A inclusão e equidade em vários patamares da sociedade acreana

Um dos eixos da programação do “Mês da Consciência Negra” é a questão da saúde, com o objetivo de chamar atenção às particularidades desta com relação à raça, a fim de garantir o acesso universal e igualitário ao SUS, para promoção, proteção e recuperação da saúde desse extrato da população.

Em Rio Branco, houve mobilizações em unidades de saúde, distribuição de materiais educativos, realização de alguns serviços públicos no “Senadinho”, e concluiu-se com uma roda de conversa com usuários e funcionários da saúde do Centro de Saúde Ari Rodrigues, no bairro Seis de Agosto.

Em Rio Branco, houve mobilizações em unidades de saúde, distribuição de materiais educativos, realização de alguns serviços públicos no Senadinho (Foto:Victor Augusto)
Em Rio Branco, houve mobilizações em unidades de saúde, distribuição de materiais educativos, realização de alguns serviços públicos no Senadinho (Foto:Victor Augusto)

Em Rio Branco, houve mobilizações em unidades de saúde, distribuição de materiais educativos e realização de alguns serviços públicos no Senadinho (Foto:Victor Augusto)

Essas atividades foram realizadas pelo Comitê Técnico de Saúde da População Negra e Equipe de Saúde da Secretaria de Saúde de Rio Branco, Fórum Permanente de Educação Étnico-Racial (CGPIR) Coordenadoria Municipal da Mulher, Gabinete do Deputado Federal Sibá Machado, Rede Acreana de Mulheres e Homens, Secretaria Municipal de Governo e Articulação Institucional e a Coordenadoria Geral do Comitê Gestor de Políticas de Promoção da Igualdade Racial.

“Os gestores e funcionários da saúde precisam se sensibilizar com essa questão.
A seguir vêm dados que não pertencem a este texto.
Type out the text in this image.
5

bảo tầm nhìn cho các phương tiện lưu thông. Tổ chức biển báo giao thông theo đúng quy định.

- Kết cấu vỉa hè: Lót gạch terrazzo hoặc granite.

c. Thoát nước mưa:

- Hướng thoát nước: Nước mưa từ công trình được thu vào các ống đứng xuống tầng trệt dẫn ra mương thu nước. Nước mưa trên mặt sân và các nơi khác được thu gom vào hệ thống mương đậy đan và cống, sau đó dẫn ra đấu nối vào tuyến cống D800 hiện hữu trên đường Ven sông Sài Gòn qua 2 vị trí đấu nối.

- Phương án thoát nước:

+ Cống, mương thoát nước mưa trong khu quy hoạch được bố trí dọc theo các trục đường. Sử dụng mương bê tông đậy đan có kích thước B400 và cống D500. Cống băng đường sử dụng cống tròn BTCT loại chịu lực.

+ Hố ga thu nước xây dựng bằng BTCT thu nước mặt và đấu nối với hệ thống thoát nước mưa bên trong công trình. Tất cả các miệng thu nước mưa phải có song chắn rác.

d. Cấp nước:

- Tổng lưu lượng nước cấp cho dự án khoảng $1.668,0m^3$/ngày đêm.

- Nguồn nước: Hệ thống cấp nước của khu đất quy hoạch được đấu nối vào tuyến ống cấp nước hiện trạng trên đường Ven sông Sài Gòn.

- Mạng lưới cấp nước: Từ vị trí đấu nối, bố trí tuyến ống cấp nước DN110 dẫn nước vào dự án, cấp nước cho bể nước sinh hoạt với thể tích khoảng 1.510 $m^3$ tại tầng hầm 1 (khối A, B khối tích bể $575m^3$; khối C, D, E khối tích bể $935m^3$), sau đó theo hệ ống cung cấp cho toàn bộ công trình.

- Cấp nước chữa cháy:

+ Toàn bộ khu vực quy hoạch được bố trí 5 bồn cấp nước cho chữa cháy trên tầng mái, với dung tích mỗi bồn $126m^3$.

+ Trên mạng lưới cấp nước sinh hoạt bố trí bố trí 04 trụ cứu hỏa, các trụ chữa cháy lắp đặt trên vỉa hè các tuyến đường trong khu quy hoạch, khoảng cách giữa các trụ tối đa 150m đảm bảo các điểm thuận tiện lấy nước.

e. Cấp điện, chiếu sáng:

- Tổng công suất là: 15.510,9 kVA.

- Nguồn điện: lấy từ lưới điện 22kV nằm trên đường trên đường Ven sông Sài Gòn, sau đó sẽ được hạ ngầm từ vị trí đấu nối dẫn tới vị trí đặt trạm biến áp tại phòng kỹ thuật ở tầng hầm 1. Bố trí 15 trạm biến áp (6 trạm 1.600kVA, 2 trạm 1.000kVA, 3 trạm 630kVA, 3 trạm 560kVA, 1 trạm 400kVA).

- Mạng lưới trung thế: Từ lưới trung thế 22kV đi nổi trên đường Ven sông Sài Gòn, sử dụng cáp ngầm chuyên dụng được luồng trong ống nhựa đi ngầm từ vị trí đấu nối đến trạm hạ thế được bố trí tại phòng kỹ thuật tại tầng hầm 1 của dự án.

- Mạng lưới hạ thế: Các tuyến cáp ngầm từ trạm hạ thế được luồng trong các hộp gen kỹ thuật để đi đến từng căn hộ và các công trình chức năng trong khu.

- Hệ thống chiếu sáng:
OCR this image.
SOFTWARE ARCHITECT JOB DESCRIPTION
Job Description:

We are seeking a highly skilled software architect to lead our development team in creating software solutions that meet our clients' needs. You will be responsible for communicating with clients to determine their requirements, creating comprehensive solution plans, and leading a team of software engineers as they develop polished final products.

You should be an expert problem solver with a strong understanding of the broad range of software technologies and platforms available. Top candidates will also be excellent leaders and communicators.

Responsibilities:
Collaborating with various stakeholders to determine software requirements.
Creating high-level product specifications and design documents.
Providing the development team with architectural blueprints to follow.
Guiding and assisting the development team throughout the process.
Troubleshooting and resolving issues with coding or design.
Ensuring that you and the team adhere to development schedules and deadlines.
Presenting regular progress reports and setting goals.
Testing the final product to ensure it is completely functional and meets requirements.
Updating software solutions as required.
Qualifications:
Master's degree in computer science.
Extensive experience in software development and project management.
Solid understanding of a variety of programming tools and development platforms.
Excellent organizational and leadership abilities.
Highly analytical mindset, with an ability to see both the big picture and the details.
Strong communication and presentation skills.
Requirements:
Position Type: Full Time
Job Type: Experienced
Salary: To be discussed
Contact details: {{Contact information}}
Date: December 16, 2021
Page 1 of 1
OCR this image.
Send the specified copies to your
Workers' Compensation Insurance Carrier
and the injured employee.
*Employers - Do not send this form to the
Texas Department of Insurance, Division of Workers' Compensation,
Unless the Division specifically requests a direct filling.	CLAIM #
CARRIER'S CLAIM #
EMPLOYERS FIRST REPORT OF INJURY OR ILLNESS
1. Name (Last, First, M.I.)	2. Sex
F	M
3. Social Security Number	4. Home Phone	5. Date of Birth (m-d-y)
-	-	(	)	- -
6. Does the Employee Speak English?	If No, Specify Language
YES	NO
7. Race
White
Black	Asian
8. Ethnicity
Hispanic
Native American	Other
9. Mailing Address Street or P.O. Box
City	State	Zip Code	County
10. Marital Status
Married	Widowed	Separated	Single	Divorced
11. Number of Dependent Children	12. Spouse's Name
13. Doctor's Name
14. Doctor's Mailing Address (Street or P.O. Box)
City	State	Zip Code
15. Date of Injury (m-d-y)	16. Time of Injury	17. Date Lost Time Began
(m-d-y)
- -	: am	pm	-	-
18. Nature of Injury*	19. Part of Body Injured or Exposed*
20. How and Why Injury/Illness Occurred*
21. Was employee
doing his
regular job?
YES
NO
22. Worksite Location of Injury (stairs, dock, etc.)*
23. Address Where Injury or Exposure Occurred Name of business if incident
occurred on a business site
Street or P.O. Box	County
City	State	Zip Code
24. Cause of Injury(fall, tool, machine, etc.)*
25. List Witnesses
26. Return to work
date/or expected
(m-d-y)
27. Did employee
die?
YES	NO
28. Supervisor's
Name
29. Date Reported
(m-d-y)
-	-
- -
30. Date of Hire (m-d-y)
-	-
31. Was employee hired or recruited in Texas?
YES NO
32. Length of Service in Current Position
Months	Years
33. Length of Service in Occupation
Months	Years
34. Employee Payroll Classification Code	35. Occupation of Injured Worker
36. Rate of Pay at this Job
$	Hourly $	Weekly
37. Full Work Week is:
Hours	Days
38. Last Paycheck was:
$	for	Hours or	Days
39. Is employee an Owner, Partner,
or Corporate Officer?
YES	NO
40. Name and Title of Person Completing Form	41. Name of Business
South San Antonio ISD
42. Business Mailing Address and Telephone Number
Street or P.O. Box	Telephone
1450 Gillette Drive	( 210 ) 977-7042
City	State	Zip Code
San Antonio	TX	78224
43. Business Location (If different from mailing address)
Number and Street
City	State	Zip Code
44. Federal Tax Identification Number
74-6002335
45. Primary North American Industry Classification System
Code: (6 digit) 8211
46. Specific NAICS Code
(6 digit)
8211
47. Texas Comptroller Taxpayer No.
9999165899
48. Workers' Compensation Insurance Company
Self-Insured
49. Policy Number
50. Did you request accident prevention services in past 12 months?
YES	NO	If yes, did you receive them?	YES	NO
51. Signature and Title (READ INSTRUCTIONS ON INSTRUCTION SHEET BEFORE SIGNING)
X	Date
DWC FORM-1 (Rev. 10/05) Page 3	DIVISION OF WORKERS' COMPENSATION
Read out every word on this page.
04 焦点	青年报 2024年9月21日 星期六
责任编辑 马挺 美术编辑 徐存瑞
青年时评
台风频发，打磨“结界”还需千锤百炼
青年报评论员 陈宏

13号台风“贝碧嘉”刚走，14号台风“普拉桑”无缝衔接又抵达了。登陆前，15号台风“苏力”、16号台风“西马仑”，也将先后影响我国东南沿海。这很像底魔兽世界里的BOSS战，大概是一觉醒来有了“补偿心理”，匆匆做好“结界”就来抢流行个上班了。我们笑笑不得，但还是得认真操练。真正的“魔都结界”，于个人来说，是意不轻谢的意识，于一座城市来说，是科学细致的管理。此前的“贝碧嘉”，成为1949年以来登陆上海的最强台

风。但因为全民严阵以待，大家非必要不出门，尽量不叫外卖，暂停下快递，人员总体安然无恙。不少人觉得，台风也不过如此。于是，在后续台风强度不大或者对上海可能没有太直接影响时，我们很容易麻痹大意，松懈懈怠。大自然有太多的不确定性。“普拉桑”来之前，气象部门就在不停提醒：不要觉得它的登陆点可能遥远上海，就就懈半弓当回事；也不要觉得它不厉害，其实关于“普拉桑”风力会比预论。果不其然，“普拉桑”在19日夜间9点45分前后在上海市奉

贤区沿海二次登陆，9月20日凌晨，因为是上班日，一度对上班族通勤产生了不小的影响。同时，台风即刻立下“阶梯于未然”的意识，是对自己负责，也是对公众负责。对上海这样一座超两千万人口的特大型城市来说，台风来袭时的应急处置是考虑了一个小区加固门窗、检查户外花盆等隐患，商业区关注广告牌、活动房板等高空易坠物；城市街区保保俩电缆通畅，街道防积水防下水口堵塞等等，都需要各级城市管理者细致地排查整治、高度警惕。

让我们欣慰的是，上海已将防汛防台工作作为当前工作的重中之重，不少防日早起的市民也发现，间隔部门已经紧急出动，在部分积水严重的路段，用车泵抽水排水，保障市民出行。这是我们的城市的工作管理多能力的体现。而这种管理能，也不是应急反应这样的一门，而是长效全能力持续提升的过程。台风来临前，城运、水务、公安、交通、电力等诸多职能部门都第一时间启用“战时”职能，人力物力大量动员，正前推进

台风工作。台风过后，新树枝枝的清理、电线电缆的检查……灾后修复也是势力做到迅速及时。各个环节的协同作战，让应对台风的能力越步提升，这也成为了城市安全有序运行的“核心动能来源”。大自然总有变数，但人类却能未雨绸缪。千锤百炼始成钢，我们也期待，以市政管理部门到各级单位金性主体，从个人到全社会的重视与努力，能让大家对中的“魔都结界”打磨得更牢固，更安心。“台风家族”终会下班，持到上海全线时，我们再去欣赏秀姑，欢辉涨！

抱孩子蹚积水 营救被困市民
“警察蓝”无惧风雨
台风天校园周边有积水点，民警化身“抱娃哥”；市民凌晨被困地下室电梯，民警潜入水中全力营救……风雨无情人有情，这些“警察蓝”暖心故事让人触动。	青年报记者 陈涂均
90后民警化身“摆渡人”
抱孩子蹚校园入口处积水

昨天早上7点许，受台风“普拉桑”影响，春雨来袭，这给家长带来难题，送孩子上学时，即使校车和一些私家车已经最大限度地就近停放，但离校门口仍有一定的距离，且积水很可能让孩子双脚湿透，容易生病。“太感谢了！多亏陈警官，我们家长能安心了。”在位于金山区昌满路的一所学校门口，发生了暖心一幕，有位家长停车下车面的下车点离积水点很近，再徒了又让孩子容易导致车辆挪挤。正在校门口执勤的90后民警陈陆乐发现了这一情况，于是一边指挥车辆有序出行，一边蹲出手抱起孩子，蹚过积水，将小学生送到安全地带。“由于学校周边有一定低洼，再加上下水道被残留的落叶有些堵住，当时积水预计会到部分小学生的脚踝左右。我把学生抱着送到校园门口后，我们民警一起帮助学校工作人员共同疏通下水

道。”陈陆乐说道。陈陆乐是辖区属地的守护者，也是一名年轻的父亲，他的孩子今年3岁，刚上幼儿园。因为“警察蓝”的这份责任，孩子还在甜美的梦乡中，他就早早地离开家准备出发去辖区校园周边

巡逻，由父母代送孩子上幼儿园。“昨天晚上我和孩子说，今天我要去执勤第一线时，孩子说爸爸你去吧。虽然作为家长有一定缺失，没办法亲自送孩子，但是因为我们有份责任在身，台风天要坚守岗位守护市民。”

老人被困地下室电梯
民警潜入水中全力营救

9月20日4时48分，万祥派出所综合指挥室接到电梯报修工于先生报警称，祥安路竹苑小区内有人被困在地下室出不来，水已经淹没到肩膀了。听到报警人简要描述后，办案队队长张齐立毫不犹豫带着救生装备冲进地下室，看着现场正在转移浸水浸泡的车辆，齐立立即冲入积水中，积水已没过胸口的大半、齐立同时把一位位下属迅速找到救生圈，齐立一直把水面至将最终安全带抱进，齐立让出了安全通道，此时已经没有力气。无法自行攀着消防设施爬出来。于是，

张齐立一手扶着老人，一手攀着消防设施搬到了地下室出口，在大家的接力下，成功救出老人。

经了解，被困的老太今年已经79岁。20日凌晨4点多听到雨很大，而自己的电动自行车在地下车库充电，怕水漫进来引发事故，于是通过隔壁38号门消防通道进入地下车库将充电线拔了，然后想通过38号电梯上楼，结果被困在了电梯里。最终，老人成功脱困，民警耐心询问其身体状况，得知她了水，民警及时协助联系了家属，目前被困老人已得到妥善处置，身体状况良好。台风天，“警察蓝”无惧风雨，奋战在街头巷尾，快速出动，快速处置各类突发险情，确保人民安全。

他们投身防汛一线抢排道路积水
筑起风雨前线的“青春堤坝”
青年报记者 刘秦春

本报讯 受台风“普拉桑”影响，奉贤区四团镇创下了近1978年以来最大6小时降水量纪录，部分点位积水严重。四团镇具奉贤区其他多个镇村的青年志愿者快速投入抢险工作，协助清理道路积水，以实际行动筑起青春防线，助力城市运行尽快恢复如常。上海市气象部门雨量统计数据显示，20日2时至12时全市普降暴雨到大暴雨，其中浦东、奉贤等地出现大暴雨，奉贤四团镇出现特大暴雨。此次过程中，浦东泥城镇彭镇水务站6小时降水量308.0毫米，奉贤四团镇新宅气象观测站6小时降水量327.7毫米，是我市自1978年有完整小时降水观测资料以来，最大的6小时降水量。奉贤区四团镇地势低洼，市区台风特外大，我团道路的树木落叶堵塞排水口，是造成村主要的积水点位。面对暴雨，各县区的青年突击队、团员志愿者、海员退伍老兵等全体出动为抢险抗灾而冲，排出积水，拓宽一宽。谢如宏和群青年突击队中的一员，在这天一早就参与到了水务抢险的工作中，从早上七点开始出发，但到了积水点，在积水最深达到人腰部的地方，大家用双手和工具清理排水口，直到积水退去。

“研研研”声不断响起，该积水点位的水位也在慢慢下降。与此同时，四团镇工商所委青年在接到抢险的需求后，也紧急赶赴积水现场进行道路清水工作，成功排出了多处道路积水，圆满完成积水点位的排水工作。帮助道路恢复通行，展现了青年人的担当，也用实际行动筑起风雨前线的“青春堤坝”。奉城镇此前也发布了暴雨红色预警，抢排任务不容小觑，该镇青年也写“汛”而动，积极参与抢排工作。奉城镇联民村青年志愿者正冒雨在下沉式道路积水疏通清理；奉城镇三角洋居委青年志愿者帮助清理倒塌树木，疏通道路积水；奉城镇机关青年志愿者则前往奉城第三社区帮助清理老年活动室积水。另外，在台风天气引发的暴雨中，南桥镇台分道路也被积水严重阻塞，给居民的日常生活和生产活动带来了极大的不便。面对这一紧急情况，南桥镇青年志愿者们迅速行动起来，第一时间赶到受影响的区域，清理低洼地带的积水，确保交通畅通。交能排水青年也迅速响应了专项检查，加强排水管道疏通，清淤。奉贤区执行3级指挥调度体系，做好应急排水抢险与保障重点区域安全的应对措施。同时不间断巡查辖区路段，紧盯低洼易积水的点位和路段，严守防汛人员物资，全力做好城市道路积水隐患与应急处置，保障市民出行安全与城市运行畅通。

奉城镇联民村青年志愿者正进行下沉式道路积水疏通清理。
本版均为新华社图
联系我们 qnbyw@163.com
É importante evidenciar que há doenças com maior incidência sobre a população negra, comprovadas cientificamente, tais como anemia falciforme, diabete mellitus, deficiência da enzima glicose-6-fosfato desidrogenase, entre outras. Isso é uma questão pública e de grande relevância, já que mais de 70% da população do nosso estado é negra”, afirma a coordenadora do CGPIR, Lúcia Ribeiro.

Segundo o Ministério da Saúde, a população negra brasileira, devido à miscigenação de negros procedentes de várias regiões africanas com características genéticas e culturais peculiares e, posteriormente, pela miscigenação entre negros e brancos ocorridas no país, apresenta uma especificidade genética que a distingue do resto do mundo. A atual frequência, distribuição e causalidade das doenças mais incidentes na população brasileira afro-descendente são influenciadas por estas características de ordem genética e ainda fortemente por fatores socioeconômicos que incluem o regime de escravatura vivido até o final do século 19 e a posterior situação de exclusão social, presente até nossos dias, de grande parcela da população.